Millennium was about retired FBI profiler Frank Black. Black, who has some often ambiguous mental abilities to get inside the heads of the criminals he profiled, is recruited by the Millennium Group, a cadre of retired FBI agents who consulted with law enforcement. Secretly, they were a cult who feared the turn of the millennium would bring about the apocalypse. As the series went on, the group split into factions with agendas of their own. Truth be told, I had lost most interest by that point and know very little of what happened passed the middle of the second season. I suspect no one reading really cares, either. Terry O’Quinn played a very John Locke-esque true believer with a gray moral code, so there is that.

“Millennium” skips a bunch of that. Only Black and his daughter Jordan appear. The plot of a necromancer reviving four members of the Millennium Group upon their suicides as representative of the Four Horsemen is most certainly a story arc resolution created exclusively for this episode without any bearing on how Millennium might have ended had the show not been cancelled. Frankly, it comes across as rather subdued considering the build up the series gave thew turn of the millennium.

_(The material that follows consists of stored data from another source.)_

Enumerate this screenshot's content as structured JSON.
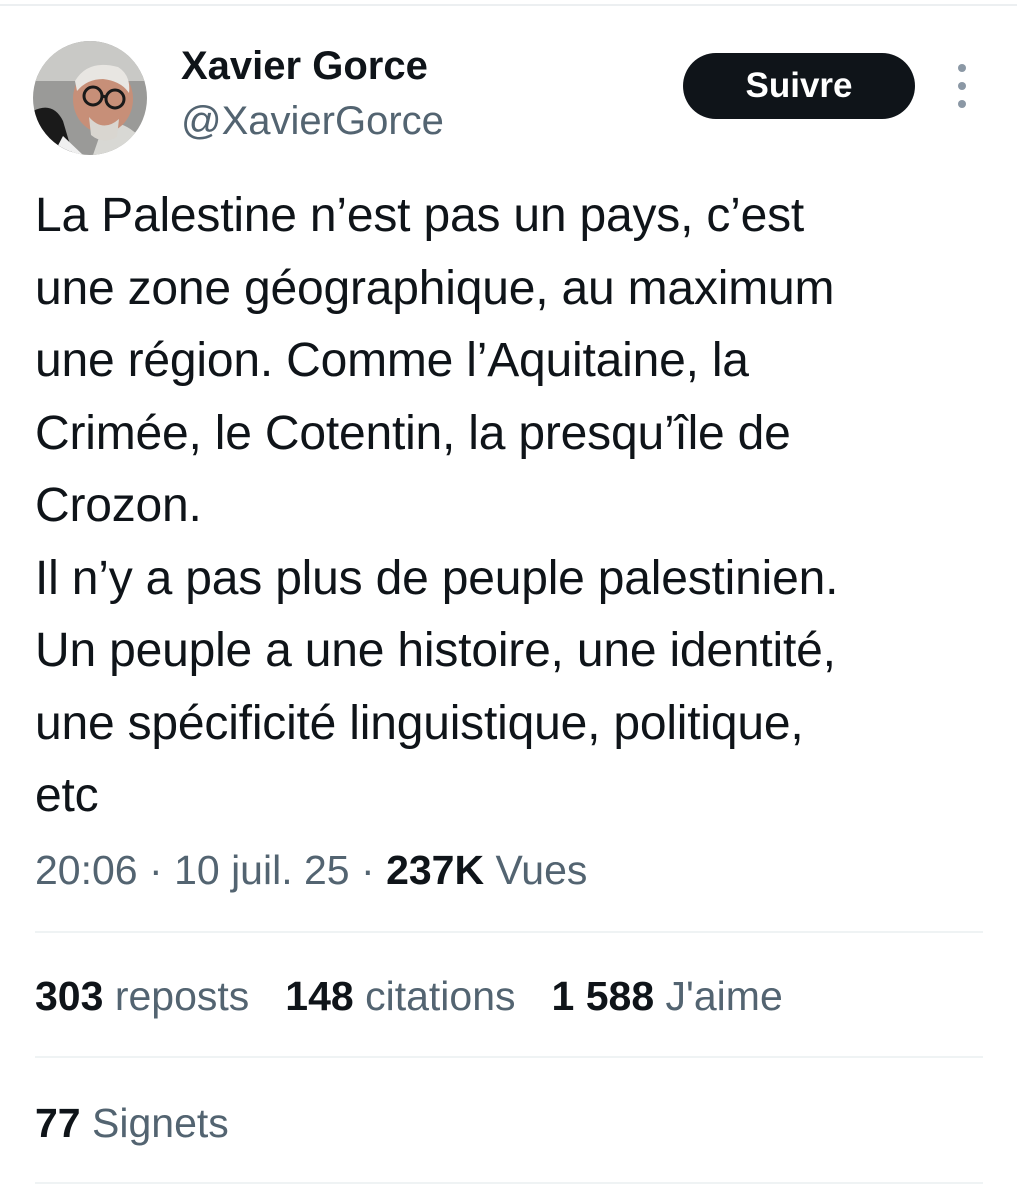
{
  "author": {
    "display_name": "Xavier Gorce",
    "handle": "@XavierGorce"
  },
  "follow_button": {
    "label": "Suivre"
  },
  "more_menu": {
    "icon": "more-vertical-icon"
  },
  "tweet": {
    "lines": [
      "La Palestine n’est pas un pays, c’est",
      "une zone géographique, au maximum",
      "une région. Comme l’Aquitaine, la",
      "Crimée, le Cotentin, la presqu’île de",
      "Crozon.",
      "Il n’y a pas plus de peuple palestinien.",
      "Un peuple a une histoire, une identité,",
      "une spécificité linguistique, politique,",
      "etc"
    ]
  },
  "meta": {
    "time": "20:06",
    "separator": "·",
    "date": "10 juil. 25",
    "views_count": "237K",
    "views_label": "Vues"
  },
  "stats": {
    "reposts_count": "303",
    "reposts_label": "reposts",
    "quotes_count": "148",
    "quotes_label": "citations",
    "likes_count": "1 588",
    "likes_label": "J'aime",
    "bookmarks_count": "77",
    "bookmarks_label": "Signets"
  },
  "colors": {
    "primary_text": "#0f1419",
    "secondary_text": "#536471",
    "divider": "#eff3f4",
    "button_bg": "#0f1419",
    "button_text": "#ffffff"
  }
}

(Yes, I know the millennium did not actyallu start until 2001. Scully remarks that, too. I am just going with the show’s mythos. No ’gotchas” in the comments, please.)

“Millennium’ features Mulder and scully investigating what appears to be the grave robbery of the fourth former FBI agent to commit suicide. Scully believes the act was an old enemy taking revenge. Mulder immediately suspects necromancy, or a raising from the dead. His suspicions are confirmed when skinner takes them aside to inform them of the existence of the Millennium Group and that all four of the former FBI agents were members.

The agents go to a sanitarium in Maryland in which black has checked himself into. He has had his daughter taken away from him due to his obsession with stopping the Millennium Group from bringing about the apocalypse. He wants to put all that behind him and get his daughter back, but he does offer the agents some clues about who the four for agents were, how they planned to bring about the End Times, and profiles of the necromancer.

The remainder of the episode is your standard zombie movie. Both mulder and scully are attacked in separate locations. Mulder winds up trapped in the necromancer’s basement with the now Four Horsemen. The whole scenario is resolved by headshots to all four. Because that is the only way to stop a zombie. It seems like an anti-climactic way to prevent the apocalypse, but I guess something in life have to come easy every now and then.

Black is reunited with Jordan after leaving the loony bin for good, which is kind of puzzling since he left in order to kill four zombies in order to save the world. Usually going on a quest like that lands you in a padded room, not lets you out of one. After they leave, Mulder and scully watch the ball drop, finally locking for the first official time in real continuity. Here you go, shippers:The world did not end.

“Millennium” is a decent episode, but it does feel small in comparison to the suspenseful build up that Millennium gave us. It really is your standard zombie flick with a bad guy the Millennium Group just sort of contracted out their major purpose to do with about ten minutes of screen time for lance Henrikson as Black. I think if I was more of a Millennium fan, I would feel gypped.

As a fan of The X-Files, I feel gypped that Scully is shown a photo of the Millennium Group’s symbol--a snake eating itself called an ouroboros--but does not appear to recognize it in "Never Again:. An ouroboros is the symbol she once had tattooed on the small of her back. You would think she would recall it. Regardless, decent episode, but nothing to write home about--unless you are a shipper. Then there is the kiss.